Cuirim fáilte roimh an Aire Stáit go dtí an Teach. This Bill is welcome. It is a first step in dealing with homes that have been affected by pyrite. They should be dealt with as soon as possible. How can we ensure that materials with pyrite cannot be used again in the foundations of houses or building? How can we ensure in law that developers and builders who have walked away and reneged on their responsibilities will never again get the opportunity to build again? We must cover this in the legislation.
Go raibh maith agat.
I commend my Fianna Fáil colleagues Senators Darragh O'Brien, Power and Byrne for tabling this very important Bill. I thank members on both sides of the House for their contributions. I especially thank the Minister of State at the Department of the Environment, Community and Local Government, Deputy Fergus O'Dowd for his very comprehensive contribution to the House this afternoon.

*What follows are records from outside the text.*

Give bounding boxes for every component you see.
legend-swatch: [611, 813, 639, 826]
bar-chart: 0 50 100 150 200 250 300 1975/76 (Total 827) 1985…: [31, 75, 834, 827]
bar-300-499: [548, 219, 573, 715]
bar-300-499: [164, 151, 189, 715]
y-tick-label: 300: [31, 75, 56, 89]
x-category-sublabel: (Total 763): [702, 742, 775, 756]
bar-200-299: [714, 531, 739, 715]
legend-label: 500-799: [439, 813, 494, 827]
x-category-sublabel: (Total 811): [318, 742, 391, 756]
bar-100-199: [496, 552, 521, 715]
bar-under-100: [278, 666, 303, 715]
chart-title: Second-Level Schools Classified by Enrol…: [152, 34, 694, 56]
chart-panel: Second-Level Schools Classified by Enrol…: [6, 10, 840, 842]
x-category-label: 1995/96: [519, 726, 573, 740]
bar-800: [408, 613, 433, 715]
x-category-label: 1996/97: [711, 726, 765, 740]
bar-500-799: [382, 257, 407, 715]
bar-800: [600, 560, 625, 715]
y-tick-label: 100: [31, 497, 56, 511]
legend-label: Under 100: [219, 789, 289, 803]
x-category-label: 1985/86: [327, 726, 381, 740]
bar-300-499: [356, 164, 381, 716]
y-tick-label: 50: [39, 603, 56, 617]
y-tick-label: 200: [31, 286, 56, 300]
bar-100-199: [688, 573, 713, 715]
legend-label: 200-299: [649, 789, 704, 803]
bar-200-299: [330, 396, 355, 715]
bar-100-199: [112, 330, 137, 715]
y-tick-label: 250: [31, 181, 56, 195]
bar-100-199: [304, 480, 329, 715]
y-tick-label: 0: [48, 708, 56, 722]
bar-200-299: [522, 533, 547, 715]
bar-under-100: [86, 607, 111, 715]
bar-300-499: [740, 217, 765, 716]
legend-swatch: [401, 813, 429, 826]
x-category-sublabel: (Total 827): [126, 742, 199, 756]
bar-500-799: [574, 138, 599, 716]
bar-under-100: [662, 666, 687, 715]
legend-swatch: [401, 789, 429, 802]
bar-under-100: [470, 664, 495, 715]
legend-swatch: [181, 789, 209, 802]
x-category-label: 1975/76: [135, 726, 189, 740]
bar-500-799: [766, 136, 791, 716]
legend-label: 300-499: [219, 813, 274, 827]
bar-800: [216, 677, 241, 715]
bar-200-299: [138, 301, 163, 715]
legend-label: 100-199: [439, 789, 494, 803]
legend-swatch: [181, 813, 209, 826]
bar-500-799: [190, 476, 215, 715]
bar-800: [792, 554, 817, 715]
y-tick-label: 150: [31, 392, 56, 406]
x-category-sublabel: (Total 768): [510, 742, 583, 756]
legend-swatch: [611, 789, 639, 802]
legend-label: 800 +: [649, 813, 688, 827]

I have to admit that when Senators O'Brien, Power and Byrne raised this issue at a Seanad group meeting, I was not exactly sure what pyrite was and what they were talking about. Unfortunately I have become very aware of what it means to many thousands of households throughout the length and breadth of the country.
Colleagues have pointed out that pyrite has affected more than 72,500 households to date. I understand that only 1,000 houses have been remediated to date. I join in calling for immediate action to be taken to remedy the situation that is causing enormous hardship to these families. It affects not only the Dublin and the east coast area, where there is the greatest concentration, but almost every county, to a lesser extent in some counties. One case, however, is a case too many.
I welcome the Minister of State, Deputy McGinley, to the House. May I ask him to relay the concerns expressed in the Seanad to his Cabinet colleagues. Grant aid must be provided so that the houses can be remediated. I understand it can cost up to ¤30,000, which is an enormous sum of money. In some instances, the premises might not be worth that amount. Grant aid or tax relief should be given to the people affected so that they can remedy the conditions brought about through no fault of their own.
Deputy Fergus O'Dowd mentioned that the primary source of the material came from five quarries. Has the Government investigated the possibility of pursuing the owners of these quarries for compensation through their insurance? I request an answer to that question.
Senator Norris made a suggestion that not only should houses by inspected for pyrite but also for fire and health safety. In area where Radon gas is prevalent, I suggest that it be inspected for radon gas at the same time? Radon gas is a major issue in the part of the country that I represent.
With the permission of the Cathaoirleach, I wish to reserve three minutes of my time so that the debate on the Bill can be adjourned.